App-Centric Django Development Part 1: Introduction
by Corey Oordt • Published 23 Nov 2010
We’ve created many web sites at The Washington Times, many were just speculative, and most are not around today. In order to prototype a web site quickly, we developed a set of habits that make it easier. I call it “app-centric Django development”.
Projects and Apps
Django projects and apps are codependent. As a result, most developers write monolithic projects that contain all their apps. It’s easy to do and to understand, but it is not easy for reusing your code.
I had a 500-in-1 Electronics set from Radio Shack when I was a kid. I loved it because I could easily create a new device or test different modifications easily. That’s what a Django project is, to me: tt is a place for wiring all the components together. Apps are the individual components; the diodes, transistors, integrated circuits and light bulbs.
Our prototyping framework, Calloway, is the direct result of this methodology. The project consists of templates, settings and configuring how different applications work together, and the apps are completely separate.
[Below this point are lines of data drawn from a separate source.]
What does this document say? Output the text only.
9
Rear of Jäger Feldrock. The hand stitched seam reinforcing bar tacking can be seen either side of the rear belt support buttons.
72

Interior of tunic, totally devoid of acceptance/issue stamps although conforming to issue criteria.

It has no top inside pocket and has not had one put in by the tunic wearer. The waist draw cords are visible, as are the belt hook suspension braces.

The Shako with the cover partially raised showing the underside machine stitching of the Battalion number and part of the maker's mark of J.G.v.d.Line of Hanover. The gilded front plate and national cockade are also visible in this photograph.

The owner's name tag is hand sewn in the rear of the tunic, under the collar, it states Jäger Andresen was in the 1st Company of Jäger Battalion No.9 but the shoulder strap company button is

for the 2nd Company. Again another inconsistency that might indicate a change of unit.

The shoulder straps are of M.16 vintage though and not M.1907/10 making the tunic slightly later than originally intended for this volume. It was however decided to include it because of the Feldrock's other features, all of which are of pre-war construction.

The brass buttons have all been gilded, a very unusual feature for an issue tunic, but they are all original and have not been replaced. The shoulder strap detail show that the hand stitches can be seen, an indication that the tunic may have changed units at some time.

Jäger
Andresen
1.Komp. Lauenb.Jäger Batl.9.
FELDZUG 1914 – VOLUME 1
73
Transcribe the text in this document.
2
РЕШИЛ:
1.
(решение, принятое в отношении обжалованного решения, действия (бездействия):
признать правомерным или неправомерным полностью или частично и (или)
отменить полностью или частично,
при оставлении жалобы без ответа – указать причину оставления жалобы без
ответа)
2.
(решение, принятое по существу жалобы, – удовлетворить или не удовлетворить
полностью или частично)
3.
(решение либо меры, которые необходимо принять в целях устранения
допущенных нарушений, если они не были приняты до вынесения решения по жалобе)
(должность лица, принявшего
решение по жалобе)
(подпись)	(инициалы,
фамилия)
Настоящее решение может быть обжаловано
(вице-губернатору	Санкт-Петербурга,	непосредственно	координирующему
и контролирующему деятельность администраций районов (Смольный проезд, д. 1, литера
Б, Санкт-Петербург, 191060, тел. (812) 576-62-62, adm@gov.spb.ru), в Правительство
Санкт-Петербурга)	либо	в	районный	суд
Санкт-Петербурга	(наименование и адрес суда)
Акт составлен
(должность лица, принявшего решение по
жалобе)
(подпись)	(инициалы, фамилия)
A project may have a few very specific apps that just don’t make sense outside of the web site’s scope, but the vast majority of the apps are installed using pip.
Isn’t it more work?
Not really, if you do it right. The key is having a good boilerplate application skeleton. I have one on github that uses a script to build the custom application with an example project for testing, setup.py script for packaging and boilerplate documentation.
- Modular code
By isolating the application from everything, you reveal the necessary and optional dependencies and will also try to minimize the dependencies. What you end up with is an application you can insert into a variety of projects cleanly.
- Isolation for testing
I had an issue where a standalone application seemed to be buggy as it didn’t work correctly in a project. The tests ran fine in the standalone environment. It made it easy to determine that it was the forked version of one of the dependencies that was the culprit.
- Easy deployment and retraction of code updates
Things like deploying code updates and rolling back a flawed update are easy if you are a solo developer. Once you have several people, with several sites, on several servers, things get a bit more … complicated.
Back in the days when we had a monolithic project and all the apps where in it, deployment of code was carefully scrutinized and more than once a stray, unrelated commit screwed up the deployment.
Now, we simply use pip (and fabric) to install a specific version of a specific app. If it has unforeseen consequences, we simply use pip to install the previous version. The fact that another developer is working on a different feature on a different app doesn’t affect the process.
- Rapid prototyping of new projects
When someone in your company, or your team, or one of the voices in your head comes up with the “Next Big Thing,” you want it fail (or succeed) fast. The quicker you can see a working prototype, the quicker you can decide if this idea has legs. By keeping your code in configurable, standalone applications, prototyping a new idea will take less time and effort.
- Your apps get better with use
When we redesigned our open source blog, we used the blogging engine that we created and use in two other sites. Unfortunately the application was created to handle multiple blogs for multiple users and insert the name of the blog in the URLs. We wanted just one blog, and why put it in the URL?
We modified our existing application and added a configuration to allow a default blog. That setting affects the URLs and url configurations, but the default is for multiple blogs. Our blogging engine is now better than it was. If we find a bug on one site, the fix is deployed on all sites with the application.
Nothing is all sunshine and roses. What problems exist in this process?
- Increased complexity
Your projects aren’t just a checkout or export from a repository anymore. Getting code on a machine, even a development machine takes a bit more thought.
What we do. A requirements file with specific version numbers is a must. Then a developer can create a virtualenv and use pip to install all the requirements.
- Application version handling
As your project progresses, the versions of each application used will change. Keeping the requirements file up-to-date can be a problem.
What we do. We haven’t completely conquered this, but we’re making process (and we don’t do many virgin deploys). To help keep our requirements file up-to-date, the fabric script that installs a package on our servers (a new package or a different version) also updates the requirements file on the developer’s machine. They just need to remember to check it into the repository.
We also use a script that is part of Calloway called “check_for_updates” that will review every application installed (via pip freeze) against multiple PyPI repositories and tell you which packages have newer versions (and which PyPI they’re on)
- Incorrectly packaged apps
Packaging in python isn’t easy, and many (most) Django applications are simply a repository on github or bitbucket. Others are incorrectly packaged, leading to a failed install.
What we do. We have our own PyPI where our forked, repackaged or private applications reside. We have a forked version of the ChiShop that implements the XML-RPC protocol. We customize the version number of the package to keep it separate.
- A bugfix isn’t a simple commit
Each bug fix in an application is more than a commit; it is also a repackaging of the application. With an immature app, this can get a bit tiresome.
What we do. Even though it is a bit more work to fix a simple bug in an application, the benefits make it worthwhile (see above).
I obviously feel that the benefits outweigh the drawbacks in using this methodology. It is a new way of thinking and I’m sure with time, handling the few drawbacks will become easier.